Los hacedores posteriores de leyendas adornaron el retiro de Narsés con un relato que parece tan imposible e inútilmente cruel que no puede ser verdadero. La malvada del cuento es la nueva emperatriz Sofía, que tenía tanta influencia con Justino como había tenido Teodora con el tío y predecesor de aquél.

Se cuenta que Sofía envió a un mensajero con madejas de lana a Narsés. El mensajero llevó el recado de que, como eunuco, Narsés tenía que dejar la guerra a los hombres y marcharse a hilar con las doncellas. Narsés, tragándose su ira, según el relato, contestó: «Lo voy a hilar de tal manera que no podrá deshilvanarlo fácilmente». Después, antes de marcharse, invitó a un nuevo grupo de tribus germánicas invadir Italia.

Si se inventó el cuento para justificar la aparición de nuevas tribus, no era necesario. Los hechos son suficientemente claros sin esta historia. Los ávaros estaban retrocediendo en los Balcanes frente a la firme defensa de Justino, y también frente a la llegada de un nuevo grupo de nómadas asiáticos que surgía tumultuosamente de la reserva sin fin de Asia central. Estos nuevos nómadas eran los kazaros.

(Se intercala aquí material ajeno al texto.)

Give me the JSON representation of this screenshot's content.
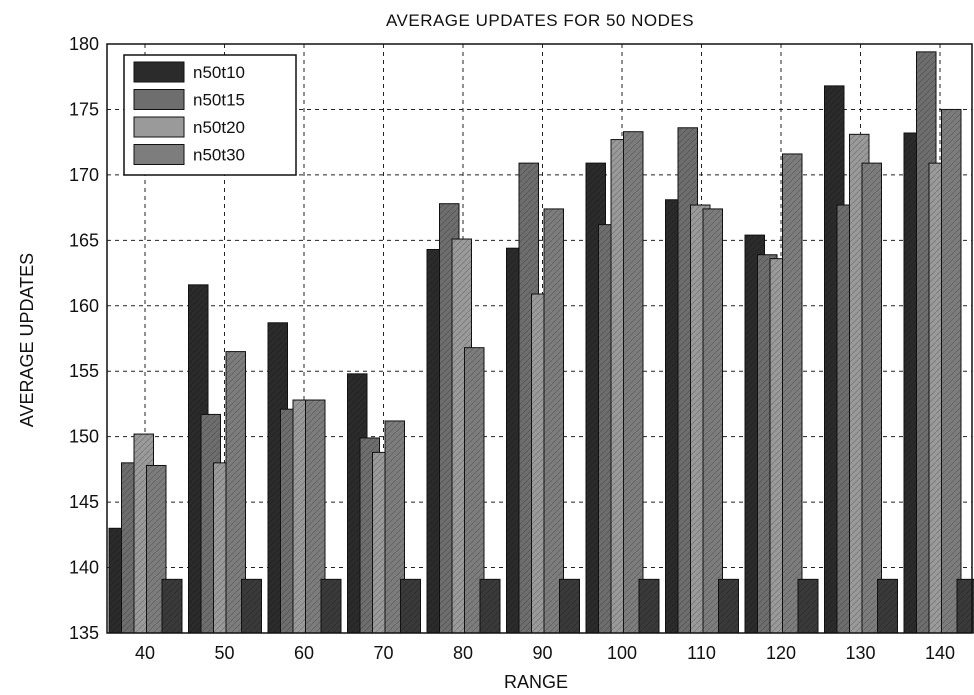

Por tanto, los ávaros marcharon hacia el Oeste y establecieron una base en lo que hoy es Hungría, base que iban a conservar durante más de dos siglos. Este movimiento de los ávaros hacia Hungría ejerció una enorme presión sobre les tribus germánicas que ya estaban en aquella zona. Suponía luchar contra los ávaros o marcharse. Entre estas tribus se contaba la de los lombardos, que decidió marcharse. Cruzaron los Alpes, y en el 586 bajaron a las llanuras del norte de Italia.

Tal vez alguien como Belisario o Narsés les podía haber rechazado, pero no había ningún jefe bizantino de ese calibre en Italia. Las fuerzas armadas imperiales padecían de una lamentable penuria de hombres y se vieron obligadas a retirarse. El norte de Italia fue invadido, convirtiéndose en el reino lombardo. También en el sur las bandas guerrilleras lombardas tomaron algunas regiones.